Japan's Foreign Minister Taro Kono and his Chinese and South Korean counterparts, Wang Yi and Kang Kyung-wha, met in the suburbs of Beijing on Wednesday.
After the talks, the three officials said they discussed cooperation toward denuclearizing Korean Peninsula, a common goal for the three countries, as well as the implementation of UN Security Council resolutions on North Korea. Recently, the country has repeatedly fired what appear to be short-range ballistic missiles into the Sea of Japan.
Kono said he sought support from China and South Korea for an early resolution to the issue of North Korea's abductions of Japanese nationals.
The foreign ministers also agreed to work together to realize a three-way summit as early as this year.

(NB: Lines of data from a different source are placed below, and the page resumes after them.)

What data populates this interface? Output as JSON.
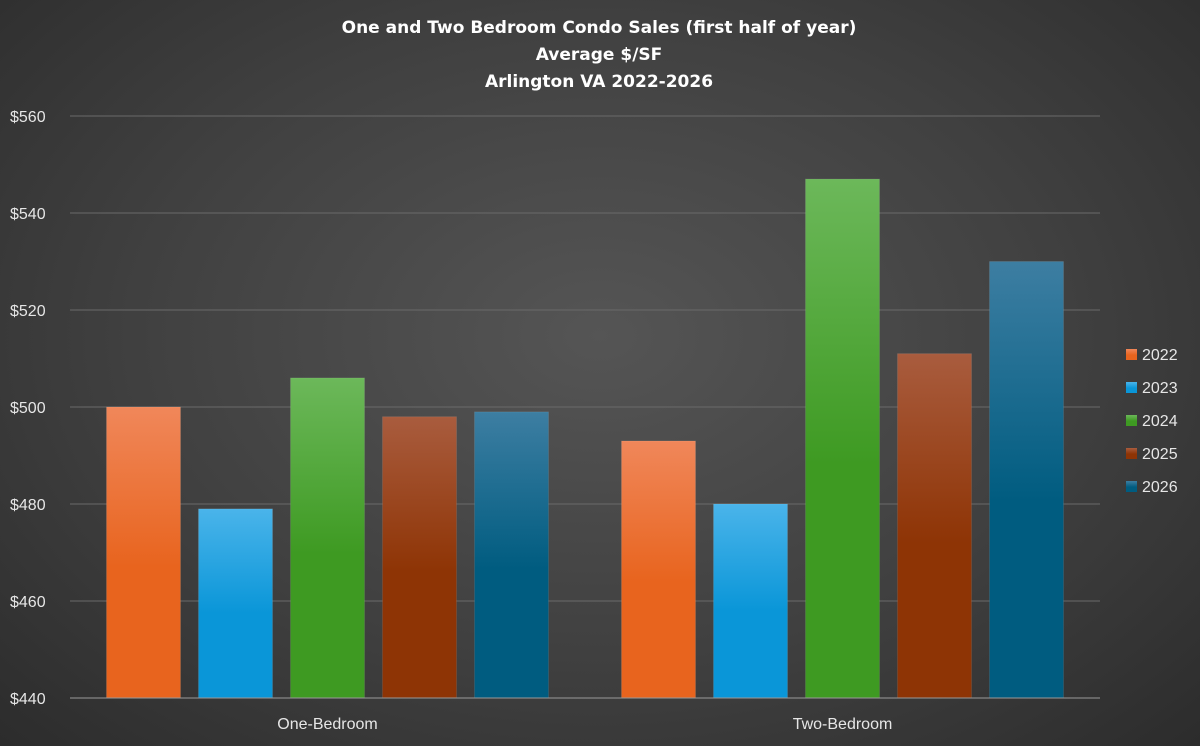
{
  "chart_data": {
    "type": "bar",
    "title": [
      "One and Two Bedroom Condo Sales (first half of year)",
      "Average $/SF",
      "Arlington VA 2022-2026"
    ],
    "categories": [
      "One-Bedroom",
      "Two-Bedroom"
    ],
    "series": [
      {
        "name": "2022",
        "values": [
          500,
          493
        ]
      },
      {
        "name": "2023",
        "values": [
          479,
          480
        ]
      },
      {
        "name": "2024",
        "values": [
          506,
          547
        ]
      },
      {
        "name": "2025",
        "values": [
          498,
          511
        ]
      },
      {
        "name": "2026",
        "values": [
          499,
          530
        ]
      }
    ],
    "ylim": [
      440,
      560
    ],
    "yticks": [
      440,
      460,
      480,
      500,
      520,
      540,
      560
    ],
    "ytick_labels": [
      "$440",
      "$460",
      "$480",
      "$500",
      "$520",
      "$540",
      "$560"
    ],
    "grid": true,
    "legend_position": "right",
    "colors": {
      "2022": [
        "#f0875a",
        "#e8641e"
      ],
      "2023": [
        "#4ab4ea",
        "#0a96d8"
      ],
      "2024": [
        "#6cb85a",
        "#3e9a22"
      ],
      "2025": [
        "#a95c3e",
        "#8e3405"
      ],
      "2026": [
        "#3d7ea2",
        "#005c80"
      ]
    }
  }
}
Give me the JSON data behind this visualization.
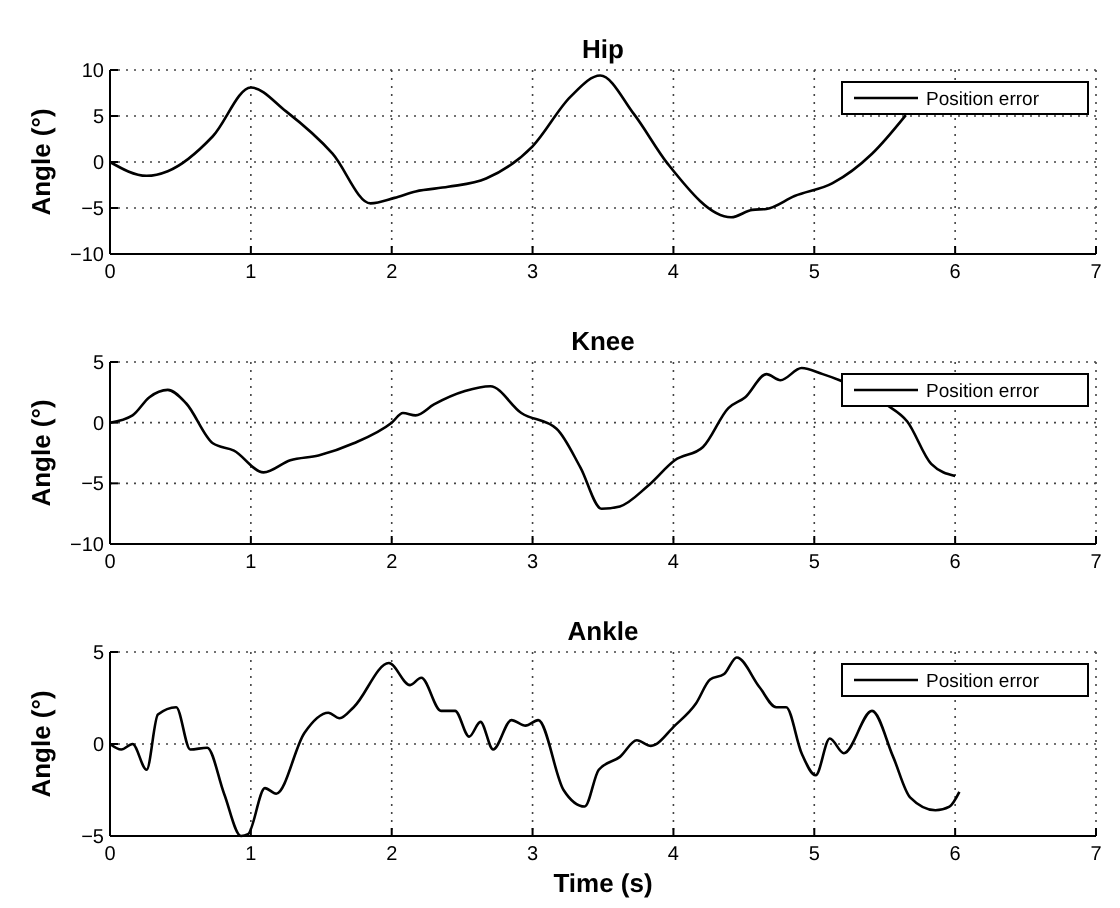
{
  "chart_data": [
    {
      "type": "line",
      "title": "Hip",
      "ylabel": "Angle (°)",
      "xlim": [
        0,
        7
      ],
      "xticks": [
        0,
        1,
        2,
        3,
        4,
        5,
        6,
        7
      ],
      "ylim": [
        -10,
        10
      ],
      "yticks": [
        -10,
        -5,
        0,
        5,
        10
      ],
      "grid": true,
      "legend": "top right",
      "line_style": "solid",
      "series": [
        {
          "name": "Position error",
          "color": "#000000",
          "x": [
            0,
            0.26,
            0.41,
            0.73,
            1.0,
            1.25,
            1.58,
            1.85,
            2.02,
            2.17,
            2.4,
            2.67,
            3.0,
            3.27,
            3.48,
            3.72,
            3.96,
            4.41,
            4.56,
            4.66,
            4.86,
            5.13,
            5.41,
            5.65
          ],
          "values": [
            0,
            -1.5,
            -1.0,
            2.8,
            8.1,
            5.5,
            0.9,
            -4.5,
            -3.9,
            -3.2,
            -2.7,
            -1.8,
            1.7,
            7.1,
            9.4,
            5.2,
            -0.2,
            -6.0,
            -5.2,
            -5.1,
            -3.7,
            -2.3,
            0.9,
            5.1
          ]
        }
      ]
    },
    {
      "type": "line",
      "title": "Knee",
      "ylabel": "Angle (°)",
      "xlim": [
        0,
        7
      ],
      "xticks": [
        0,
        1,
        2,
        3,
        4,
        5,
        6,
        7
      ],
      "ylim": [
        -10,
        5
      ],
      "yticks": [
        -10,
        -5,
        0,
        5
      ],
      "grid": true,
      "legend": "top right",
      "line_style": "solid",
      "series": [
        {
          "name": "Position error",
          "color": "#000000",
          "x": [
            0,
            0.16,
            0.28,
            0.41,
            0.54,
            0.73,
            0.88,
            1.09,
            1.28,
            1.48,
            1.73,
            2.0,
            2.08,
            2.17,
            2.3,
            2.52,
            2.7,
            2.92,
            3.17,
            3.34,
            3.49,
            3.62,
            3.82,
            4.01,
            4.21,
            4.39,
            4.51,
            4.66,
            4.76,
            4.91,
            5.06,
            5.18,
            5.51,
            5.66,
            5.83,
            6.0
          ],
          "values": [
            0,
            0.6,
            2.1,
            2.7,
            1.6,
            -1.7,
            -2.3,
            -4.1,
            -3.1,
            -2.7,
            -1.7,
            0,
            0.8,
            0.6,
            1.5,
            2.6,
            3.0,
            0.8,
            -0.5,
            -3.7,
            -7.1,
            -6.9,
            -5.2,
            -3.1,
            -2.0,
            1.2,
            2.1,
            4.0,
            3.5,
            4.5,
            4.0,
            3.5,
            1.5,
            0.1,
            -3.4,
            -4.4
          ]
        }
      ]
    },
    {
      "type": "line",
      "title": "Ankle",
      "xlabel": "Time (s)",
      "ylabel": "Angle (°)",
      "xlim": [
        0,
        7
      ],
      "xticks": [
        0,
        1,
        2,
        3,
        4,
        5,
        6,
        7
      ],
      "ylim": [
        -5,
        5
      ],
      "yticks": [
        -5,
        0,
        5
      ],
      "grid": true,
      "legend": "top right",
      "line_style": "solid",
      "series": [
        {
          "name": "Position error",
          "color": "#000000",
          "x": [
            0,
            0.08,
            0.16,
            0.26,
            0.34,
            0.47,
            0.57,
            0.69,
            0.81,
            0.93,
            0.98,
            1.1,
            1.18,
            1.38,
            1.55,
            1.63,
            1.73,
            1.98,
            2.13,
            2.21,
            2.35,
            2.45,
            2.55,
            2.63,
            2.72,
            2.85,
            2.95,
            3.04,
            3.22,
            3.37,
            3.47,
            3.62,
            3.74,
            3.84,
            4.01,
            4.16,
            4.26,
            4.36,
            4.45,
            4.61,
            4.73,
            4.8,
            4.91,
            5.01,
            5.11,
            5.21,
            5.41,
            5.56,
            5.68,
            5.86,
            5.96,
            6.03
          ],
          "values": [
            0,
            -0.3,
            0,
            -1.4,
            1.6,
            2.0,
            -0.3,
            -0.2,
            -2.7,
            -5.0,
            -4.9,
            -2.4,
            -2.7,
            0.6,
            1.7,
            1.4,
            2.0,
            4.4,
            3.2,
            3.6,
            1.8,
            1.8,
            0.4,
            1.2,
            -0.3,
            1.3,
            1.0,
            1.3,
            -2.5,
            -3.4,
            -1.4,
            -0.7,
            0.2,
            -0.1,
            1.0,
            2.2,
            3.5,
            3.8,
            4.7,
            3.1,
            2.0,
            2.0,
            -0.5,
            -1.7,
            0.3,
            -0.5,
            1.8,
            -0.7,
            -2.9,
            -3.6,
            -3.4,
            -2.6
          ]
        }
      ]
    }
  ]
}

They confirmed they will try to conclude talks on the Regional Comprehensive Economic Partnership -- a free-trade framework involving 16 Asia-Pacific countries -- this year. The acceleration of trilateral free trade talks was also agreed.
Kono said the three East Asian nations account for one-fifth of the world's GDP and bear grave responsibility for regional and global stability and prosperity. He said he wants to deepen their three-way cooperation.
The Japanese foreign minister also indirectly referred to strained ties between Tokyo and Seoul. He said the relationship between two of the three neighbors sometimes sours, but cooperation among all three countries should be steadily promoted.